2016 wildfire season off to a fierce state, thanks to climate change
The 2016 wildfire season has begun with a vengeance. So far this year, more than 1.8 million acres have already burned, and summer heat is set to scorch the West this weekend. High temperatures are likely to break records and further dry out an already parched region.
To make matters worse, California has just entered its fifth year of drought conditions. Lake Meade hit an all-time record low in May, and another two-foot drop is expected in June. Scientists believe climate change continues to impact weather patterns, altering precipitation across the globe,, and exacerbating drought conditions.
El Nino offers little help
Despite a strong El Niño that created heavy snowfalls in Northern California during March, early spring warming has melted nearly all of it away in the central and southern Sierra Nevada's. Snowpack in the northern Sierra Nevada mountains only contains about six percent of the normal amount of water for this time of year, leaving much of the southern portion of California in "exceptional drought" conditions according the United States Drought Monitor published in early June.
What does all this mean?
There is currently a significantly greater risk of wildfires that may threaten those living in the wildland-urban fire interface in the West, and especially in southern California, with red flag warnings likely being prevalent throughout the summer months. Last year was the worst year on record for wildfires, with 10.12 million acres burned. Two of the fires that burned last year ranked in the top ten most destructive fires ever for the state - the Valley and Butte fires.
2016: A repeat of 2015?
This year, with over 1.8 million acres already burned, predictions about the wildfire season might be on target or possibly even worse. The National Interagency Fire Center (NIFC) predicted a higher than normal risk for southern California beginning in June. Northern California is likely to see a higher than normal risk beginning in July and continuing through August.

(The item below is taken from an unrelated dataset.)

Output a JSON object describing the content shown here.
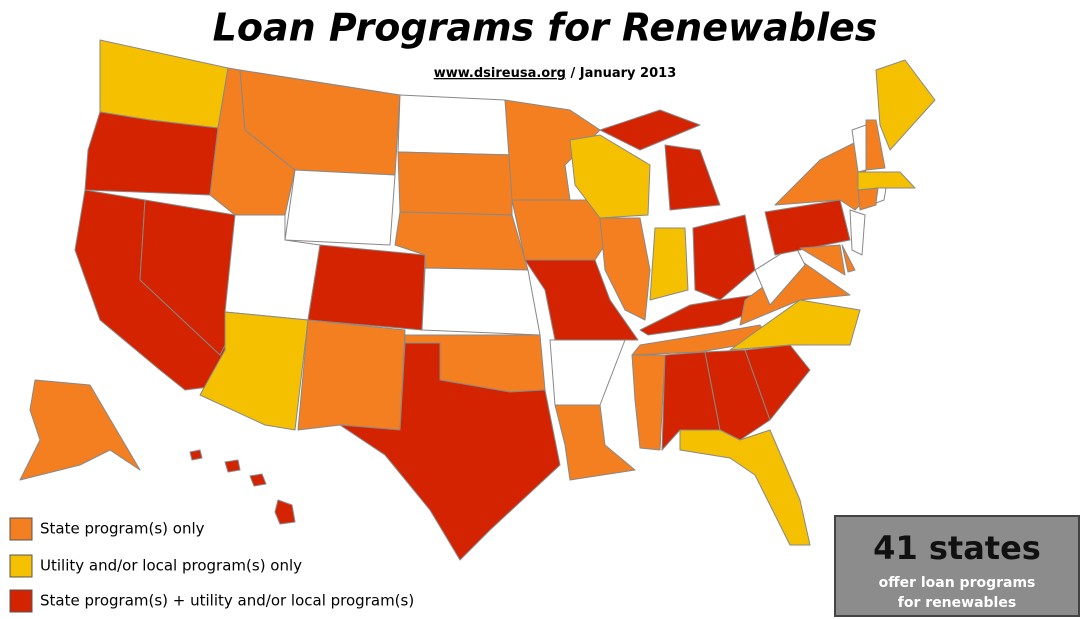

To help understand the impact of climate change and wildfires, Climate Central has produced a map that shows where wildfires are burning across the United States and includes data regarding number of fires in the state, total number of people at high-risk, and acres burning for each fire. The interactive map also indicates how many more large fires (1000 acres or more) have occurred in the state since 1970, a trend that is continuing to increase.
Increase seen in large fires
The site notes that since 1970, the number of large fires, or those that are at or exceed 1,000 acres has doubled, placing large numbers of people at high risk for losing their property or their lives. With May being the hottest ever on record, which follows a consistent trend for every single month so far this year, concern over water resources and dwindling supplies are likely to also play a factor in fighting fires in the near future.
Climate change is going to continue to impact weather patterns, altering precipitation patterns, and increasing the number of severe meteorological events that occur. As carbon emissions push temperatures higher, threats will increase, including wildfires. Preparedness and adaptation are key or events like the Fort McMurray, Alberta fire may become more common.